Over the years I’ve tried numerous distributions, and there’s been a gradual progression from what were probably the early leaders in the Linux market—RedHat for example—through to the some recent and popular examples, particularly Gentoo and Kubuntu.
The question that has been running through my head recently though is whether this is an issue of favouritism on my part, or whether it is because the distributions I use today really are comparatively better than the distributions I used 4 or 5 years ago.
I was a big Redhat user—I paid for Redhat and support for a number of years, and used it religiously until the Redhat/Fedora split a few years back.
It wasn’t the split that caused me to stop using Redhat per se, I just used it as an opportunity to start looking at other alternatives. I tried a number of solutions, including SuSE, CentOS (which is based on the Redhat base), and many others.
Fedora’s early versions were, I think some will agree, less polished and reliable than either the Redhat distributions they replaced, or the more recent Fedora solutions. I had numerous problems with Fedora Core 1, 2 and early revisions of 3. That said, I hear bad things about Fedora, particularly in terms of support packages and tools, from some of my associates.
I ultimately settled on Gentoo as my primary solution. My basis for that decision was the source based distribution nature of Gentoo. As someone who uses many different platforms and environments and wants to get the best performance out of each of them, the host-compiled nature of Gentoo provides ideal performance, albeit with a large overhead for the compilation of each package.
Gentoo is great from a server and software development/test environment point of view. I haven’t found it such a good solution for the desktop, not because it doesn’t handle it well, but because if you want to keep your system up to date, completely recompiling KDE, X and QT can take a couple of days.

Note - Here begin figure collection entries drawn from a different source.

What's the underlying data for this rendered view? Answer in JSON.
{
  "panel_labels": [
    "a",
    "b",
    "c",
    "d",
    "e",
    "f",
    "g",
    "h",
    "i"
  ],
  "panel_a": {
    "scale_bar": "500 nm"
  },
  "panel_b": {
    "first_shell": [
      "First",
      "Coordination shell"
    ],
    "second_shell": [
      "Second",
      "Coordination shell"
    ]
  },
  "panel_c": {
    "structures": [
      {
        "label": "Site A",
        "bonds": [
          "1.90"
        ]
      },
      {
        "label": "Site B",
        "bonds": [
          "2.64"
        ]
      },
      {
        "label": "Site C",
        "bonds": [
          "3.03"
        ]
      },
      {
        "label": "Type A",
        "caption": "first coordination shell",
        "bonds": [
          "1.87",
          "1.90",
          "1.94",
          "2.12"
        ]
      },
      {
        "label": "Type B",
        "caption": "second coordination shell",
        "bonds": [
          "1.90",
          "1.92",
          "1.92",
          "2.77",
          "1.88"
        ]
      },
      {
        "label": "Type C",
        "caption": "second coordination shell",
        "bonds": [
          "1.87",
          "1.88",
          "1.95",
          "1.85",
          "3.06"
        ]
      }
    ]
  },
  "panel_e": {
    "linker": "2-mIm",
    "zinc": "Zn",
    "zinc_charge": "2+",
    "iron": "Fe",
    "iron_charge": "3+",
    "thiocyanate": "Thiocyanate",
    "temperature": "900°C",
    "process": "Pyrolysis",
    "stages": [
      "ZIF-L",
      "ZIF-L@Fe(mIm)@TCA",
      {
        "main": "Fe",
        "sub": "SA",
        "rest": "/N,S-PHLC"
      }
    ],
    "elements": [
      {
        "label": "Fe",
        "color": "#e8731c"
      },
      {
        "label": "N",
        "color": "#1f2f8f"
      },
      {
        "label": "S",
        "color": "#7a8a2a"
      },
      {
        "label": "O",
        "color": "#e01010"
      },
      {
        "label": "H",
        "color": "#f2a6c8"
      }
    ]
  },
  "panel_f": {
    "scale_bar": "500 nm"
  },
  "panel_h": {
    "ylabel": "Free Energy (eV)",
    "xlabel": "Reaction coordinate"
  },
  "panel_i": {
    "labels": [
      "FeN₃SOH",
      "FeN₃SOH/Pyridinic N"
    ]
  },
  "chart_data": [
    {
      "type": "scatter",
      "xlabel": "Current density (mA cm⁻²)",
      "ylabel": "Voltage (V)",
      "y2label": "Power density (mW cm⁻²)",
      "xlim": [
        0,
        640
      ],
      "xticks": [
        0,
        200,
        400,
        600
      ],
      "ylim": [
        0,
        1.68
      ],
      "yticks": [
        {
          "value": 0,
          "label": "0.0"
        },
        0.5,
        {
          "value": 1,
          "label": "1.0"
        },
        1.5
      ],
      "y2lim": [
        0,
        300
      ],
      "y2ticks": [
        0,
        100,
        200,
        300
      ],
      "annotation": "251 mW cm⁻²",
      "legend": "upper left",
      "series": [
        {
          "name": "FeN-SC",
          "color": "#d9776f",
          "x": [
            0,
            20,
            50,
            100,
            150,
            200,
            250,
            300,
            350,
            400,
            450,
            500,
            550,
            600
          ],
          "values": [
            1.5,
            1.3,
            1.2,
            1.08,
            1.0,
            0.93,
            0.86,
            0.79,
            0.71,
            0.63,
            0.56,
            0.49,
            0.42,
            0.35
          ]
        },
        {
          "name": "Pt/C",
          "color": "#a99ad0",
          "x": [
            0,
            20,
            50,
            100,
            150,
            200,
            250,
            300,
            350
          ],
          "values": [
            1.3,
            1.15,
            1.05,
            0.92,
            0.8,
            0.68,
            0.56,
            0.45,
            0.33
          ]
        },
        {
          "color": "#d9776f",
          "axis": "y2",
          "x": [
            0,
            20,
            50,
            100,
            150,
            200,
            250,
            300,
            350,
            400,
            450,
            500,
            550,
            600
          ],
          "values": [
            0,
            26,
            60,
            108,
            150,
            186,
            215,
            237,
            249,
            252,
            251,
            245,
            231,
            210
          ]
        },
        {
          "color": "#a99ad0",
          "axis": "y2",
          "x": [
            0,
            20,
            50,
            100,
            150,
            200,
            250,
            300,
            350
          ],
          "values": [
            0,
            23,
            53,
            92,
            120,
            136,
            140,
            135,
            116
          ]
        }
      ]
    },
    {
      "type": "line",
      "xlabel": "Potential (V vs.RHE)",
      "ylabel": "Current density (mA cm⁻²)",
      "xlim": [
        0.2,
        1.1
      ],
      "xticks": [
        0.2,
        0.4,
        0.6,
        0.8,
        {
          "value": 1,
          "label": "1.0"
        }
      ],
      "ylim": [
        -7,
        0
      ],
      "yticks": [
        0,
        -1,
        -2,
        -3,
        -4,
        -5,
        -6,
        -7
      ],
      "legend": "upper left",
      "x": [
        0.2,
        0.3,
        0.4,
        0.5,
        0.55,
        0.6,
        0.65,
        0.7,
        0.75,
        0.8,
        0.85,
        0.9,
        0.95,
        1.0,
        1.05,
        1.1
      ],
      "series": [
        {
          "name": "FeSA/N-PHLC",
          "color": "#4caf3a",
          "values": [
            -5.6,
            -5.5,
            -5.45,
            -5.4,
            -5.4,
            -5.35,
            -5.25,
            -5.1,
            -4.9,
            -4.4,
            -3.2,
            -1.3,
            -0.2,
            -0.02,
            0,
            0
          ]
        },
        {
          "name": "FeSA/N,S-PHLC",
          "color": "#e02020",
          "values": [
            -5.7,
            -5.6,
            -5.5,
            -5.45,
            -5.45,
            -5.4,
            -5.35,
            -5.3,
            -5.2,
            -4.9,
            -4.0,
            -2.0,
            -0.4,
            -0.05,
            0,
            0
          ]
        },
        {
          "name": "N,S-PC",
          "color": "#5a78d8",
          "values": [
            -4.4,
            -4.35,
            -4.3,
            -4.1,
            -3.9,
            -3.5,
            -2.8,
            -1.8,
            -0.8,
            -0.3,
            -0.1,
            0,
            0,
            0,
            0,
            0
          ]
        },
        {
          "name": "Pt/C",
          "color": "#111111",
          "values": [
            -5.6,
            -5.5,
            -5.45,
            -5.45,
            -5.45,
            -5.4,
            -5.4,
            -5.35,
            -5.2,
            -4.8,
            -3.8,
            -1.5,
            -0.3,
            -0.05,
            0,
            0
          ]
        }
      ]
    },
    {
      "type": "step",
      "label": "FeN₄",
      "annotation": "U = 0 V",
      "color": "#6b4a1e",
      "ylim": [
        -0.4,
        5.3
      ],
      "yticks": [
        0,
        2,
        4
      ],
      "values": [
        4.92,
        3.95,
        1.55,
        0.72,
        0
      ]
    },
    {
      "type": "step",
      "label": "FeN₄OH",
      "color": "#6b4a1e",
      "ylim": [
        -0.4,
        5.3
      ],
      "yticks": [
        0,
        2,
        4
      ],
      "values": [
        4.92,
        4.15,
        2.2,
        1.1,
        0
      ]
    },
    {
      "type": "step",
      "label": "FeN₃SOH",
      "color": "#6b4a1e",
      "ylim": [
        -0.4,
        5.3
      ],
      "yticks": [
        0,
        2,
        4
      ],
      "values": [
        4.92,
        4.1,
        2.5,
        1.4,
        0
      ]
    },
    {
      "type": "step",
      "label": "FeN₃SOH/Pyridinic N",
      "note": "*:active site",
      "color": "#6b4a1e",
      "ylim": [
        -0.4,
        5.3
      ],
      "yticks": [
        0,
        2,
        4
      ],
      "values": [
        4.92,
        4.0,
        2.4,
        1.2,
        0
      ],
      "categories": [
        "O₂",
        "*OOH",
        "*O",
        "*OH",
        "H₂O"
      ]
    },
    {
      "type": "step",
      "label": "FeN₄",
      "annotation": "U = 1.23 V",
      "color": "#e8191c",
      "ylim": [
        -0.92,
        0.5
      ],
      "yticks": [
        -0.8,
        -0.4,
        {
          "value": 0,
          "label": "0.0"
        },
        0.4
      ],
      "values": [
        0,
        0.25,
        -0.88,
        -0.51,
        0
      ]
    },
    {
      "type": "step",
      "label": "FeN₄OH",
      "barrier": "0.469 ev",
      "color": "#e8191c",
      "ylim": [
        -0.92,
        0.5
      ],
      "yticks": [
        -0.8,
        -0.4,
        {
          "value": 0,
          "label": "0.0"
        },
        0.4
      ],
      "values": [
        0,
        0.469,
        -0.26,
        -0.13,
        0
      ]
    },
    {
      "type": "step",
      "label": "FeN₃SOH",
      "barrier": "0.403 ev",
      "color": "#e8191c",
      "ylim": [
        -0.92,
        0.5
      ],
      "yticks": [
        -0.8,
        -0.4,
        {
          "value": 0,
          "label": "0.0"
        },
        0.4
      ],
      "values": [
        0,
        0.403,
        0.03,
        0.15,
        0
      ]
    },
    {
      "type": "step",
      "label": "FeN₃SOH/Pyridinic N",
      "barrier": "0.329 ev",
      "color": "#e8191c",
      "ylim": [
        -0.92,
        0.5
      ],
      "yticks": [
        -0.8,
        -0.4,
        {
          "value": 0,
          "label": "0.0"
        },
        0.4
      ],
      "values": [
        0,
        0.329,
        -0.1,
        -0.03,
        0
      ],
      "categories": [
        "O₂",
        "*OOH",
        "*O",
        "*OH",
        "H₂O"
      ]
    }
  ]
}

That’s why I’ve now settled on Kubuntu as my desktop Linux solution (see this post at ComputerWorld for some of the reasons).
Back to the original point—my dumping and migration away from Redhat and Fedora was driven by problems. But am I doing them a disservice? Do I now only use Gentoo and Kubuntu because they are the latest ‘fad’ distributions, or because they really are the best for my needs?
I don’t think there is an easy answer to that, not without spending a lot more time than I have now. I’d appreciate others opinions though on whether the popularity of certain distributions is due to them really being the best solution available, or whether we are responding to some net-generated hype.